Input patterns B and C included lagged GWL and aquifer withdrawal and either river flow or precipitation. The performance was better for input pattern B compared to input pattern C. It can be inferred that the river flow is more important than precipitation as an input. However, both variables bring similar information to the models. The best input pattern for the ANFIS-PSO model was input pattern N. Comparing the RMSE and STD values in most scenarios, especially in the selected scenario of each model, shows that RMSE values are always less than half of the STD values, which are within the acceptable range [55
The time series for observations and predictions are shown in Figure 9
. Similar to the results of observation well P1, the scatter plot of the ANFIS model indicated less accuracy (R2
= 0.71), while the hybrid models had an acceptable prediction performance, especially the ANFIS-ACOR hybrid model (R2
= 0.97). Therefore, input pattern Q, which includes all variables, is capable of predicting the GWL in the observation wells near the rivers with appropriate accuracy using the ANFIS-ACOR hybrid model.
Taylor’s diagram for the selected input patterns for observation well P2 is shown in Figure 10
. For the ANFIS-ACOR model, the correlation coefficient is about 0.98, which indicates efficient prediction. The standard deviation for both observations and predictions obtained by this model was similar and equal to 2.6 m. The correlation coefficient, standard deviation, and RMSD for other models were similar. The standard deviation of the ANFIS-PSO was close to that of the observation data.
The time input pattern prediction for the whole time period for all models is shown in Figure 11
. Similar to the results obtained for observation well P1, hybrid models were able to recognize the trend in GWL. However, the ANFIS model resulted in high prediction errors for three time steps. As shown in the figure, these were December 2005, February 2011, and April 2014. Therefore, all models, except the ANFIS, are capable of a reliable GWL prediction in the study period. The simulation results show that for well P2 (observation well with river flow as an independent input variable), GWL dropped more than 8 m, i.e., ca. 0.57 m/year on average. Therefore, the annual drop in this area is more than that of the area of the observation well P1.
Given the importance of GWL in assessing the quantitative status of aquifers for decision-making problems, from the perspective of water resources managers, it is essential to develop predictive models to investigate the status of groundwater resources for this purpose, ANFIS and hybrid ANFIS-metaheuristic algorithms were studied to simulate GWL in an aquifer. Several input variables, including the GWL at the previous month, precipitation, temperature, evaporation, and withdrawal, were considered using experimental input patterns. This approach was performed for two observation wells. For the observation well P1, an input pattern in which all input variables were used gave the best results using the ANFIS-PSO hybrid model with MAPE, RMSE, and NSE values equal to 0.00019, 0.95, and 0.28 m for the test data, respectively. For the observation well P2, river flow was added to the input patterns where the ANFIS-ACOR model showed the best performance with MAPE, NSE, and RMSE of 0.0003, 0.97, and 0.45 m for test data, respectively.
None of the input patterns with less than four input variables, showed acceptable performance in predicting the GWL. Results also showed that river flow generally can increase the prediction accuracy.
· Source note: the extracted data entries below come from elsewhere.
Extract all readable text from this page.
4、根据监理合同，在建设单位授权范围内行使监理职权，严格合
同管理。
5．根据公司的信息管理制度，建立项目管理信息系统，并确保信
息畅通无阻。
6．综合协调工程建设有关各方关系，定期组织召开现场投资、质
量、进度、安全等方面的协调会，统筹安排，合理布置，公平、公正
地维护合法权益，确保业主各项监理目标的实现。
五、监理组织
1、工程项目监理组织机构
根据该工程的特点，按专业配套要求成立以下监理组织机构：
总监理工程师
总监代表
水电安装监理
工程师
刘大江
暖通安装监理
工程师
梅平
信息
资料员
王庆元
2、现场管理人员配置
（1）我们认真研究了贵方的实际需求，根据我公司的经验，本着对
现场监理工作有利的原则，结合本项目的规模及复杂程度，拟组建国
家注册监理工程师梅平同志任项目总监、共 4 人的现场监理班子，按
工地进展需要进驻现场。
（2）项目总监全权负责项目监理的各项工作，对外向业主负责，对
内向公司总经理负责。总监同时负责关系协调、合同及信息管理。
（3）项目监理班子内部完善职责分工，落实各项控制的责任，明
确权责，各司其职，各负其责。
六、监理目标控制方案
Finally, results showed appropriate performance of the hybrid models for GWL prediction. This approach can be used in other areas with limited input data to predict GWL. The use of metaheuristic algorithms proposed in this study increased the prediction performance. Considering the uncertainty in input variables, evaluating new algorithms to improve the results, and investigating the effects of climate change on GWL are among the research topics that are suggested for future investigations.